Help your child through separation anxiety by letting them know you are there for them.

During those early months with your baby you are quietly laying the groundwork for a lifetime’s relationship with your child.

Responding to their cries and understanding their needs, even from as early as a few weeks old, can build a foundation of trust that will help your child become independent and thoughtful children.

It may seem like the opposite, but when you respond to your child from early on –– soothing them when they cry, feeding them when they are hungry, engaging them when they want to play –– you are letting know that you are there for them when they need you.

It actually sets them up to be more independent, knowing there is always somewhere for them to come back to if they need.

It’s a balancing act, especially as children get older and want your undivided attention or have difficulty when a parent or caregiver leaves.

While to the outside world a child who has difficulty parting ways with a parent may be called clingy and may seem to have emotional problems, in reality separation anxiety is a normal development in children.

It means they have created a bond with another person – which sets them up for a lifetime of building personal relationships.

Around eight months children develop object permanence – in that they realize that even though you’ve left the room you still exist.

Peak

Separation anxiety tends to peak when a child is about a year old and can manifest in many situations including leaving your child with a caregiver and can also affect children’s sleep, as night time separation anxiety can also hit. Separation anxiety usually starts to lessen when a child is around two-years-old.

Of course, one of the things that can be very difficult is when a parent has to leave their child with another caregiver –– whether it be a family member, at a day care or with a nanny.

If your child is showing signs of separation anxiety when you leave it can wrack parents with guilt.

But often times a child is perfectly happy and content once you’ve left. It’s almost as if they are testing you to see how you will react in the situation.

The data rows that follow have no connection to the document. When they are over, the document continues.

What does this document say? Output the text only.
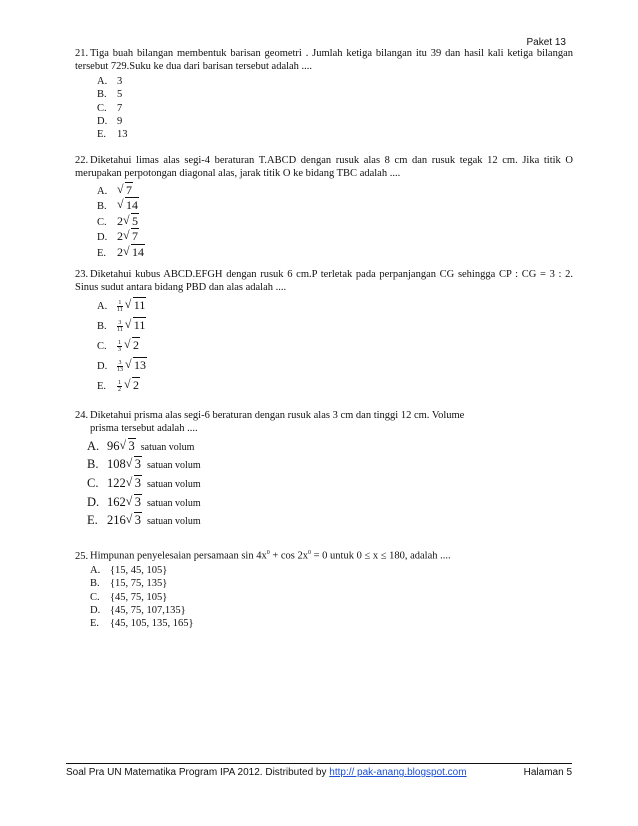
Paket 13
21. Tiga buah bilangan membentuk barisan geometri . Jumlah ketiga bilangan itu 39 dan hasil kali ketiga bilangan tersebut 729.Suku ke dua dari barisan tersebut adalah ....
A. 3
B. 5
C. 7
D. 9
E. 13
22. Diketahui limas alas segi-4 beraturan T.ABCD dengan rusuk alas 8 cm dan rusuk tegak 12 cm. Jika titik O merupakan perpotongan diagonal alas, jarak titik O ke bidang TBC adalah ....
A. √ 7
B. √ 14
C. 2 √ 5
D. 2 √ 7
E. 2 √ 14
23. Diketahui kubus ABCD.EFGH dengan rusuk 6 cm.P terletak pada perpanjangan CG sehingga CP : CG = 3 : 2. Sinus sudut antara bidang PBD dan alas adalah ....
A. $\frac{1}{11}$ √ 11
B. $\frac{3}{11}$ √ 11
C. $\frac{1}{3}$ √ 2
D. $\frac{3}{13}$ √ 13
E. $\frac{1}{2}$ √ 2
24. Diketahui prisma alas segi-6 beraturan dengan rusuk alas 3 cm dan tinggi 12 cm. Volume
prisma tersebut adalah ....
A. 96 √ 3 satuan volum
B. 108 √ 3 satuan volum
C. 122 √ 3 satuan volum
D. 162 √ 3 satuan volum
E. 216 √ 3 satuan volum
25. Himpunan penyelesaian persamaan $\sin 4x^0 + \cos 2x^0 = 0$ untuk 0 ≤ x ≤ 180, adalah ....
A. {15, 45, 105}
B. {15, 75, 135}
C. {45, 75, 105}
D. {45, 75, 107,135}
E. {45, 105, 135, 165}
Soal Pra UN Matematika Program IPA 2012. Distributed by http:// pak-anang.blogspot.com	Halaman 5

When leaving your child with a caregiver, here are some tips to help make the transition go a little more smoothly.

Time. Make sure to give your child time to get used to a new situation, whether it’s a new caregiver or day care. They will need time to build a bond with their new caregiver and feel secure in their new surroundings. This can take several weeks to happen, and even so, some children will still cry when you leave them on their off days.

Prepare. It’s a good idea to try and do a few trial runs with a new caregiver before diving in full time, if possible.

Goodbyes. Make them short and sweet and don’t let your child see you upset.

Make sure they are with a caregiver who can help to distract them once you are gone. Be clear that you are leaving and let them know that you will be back later to pick them up.

If intense separation anxiety lasts throughout preschool and beyond and interferes with daily activities, it’s a good idea to speak with your doctor about the situation.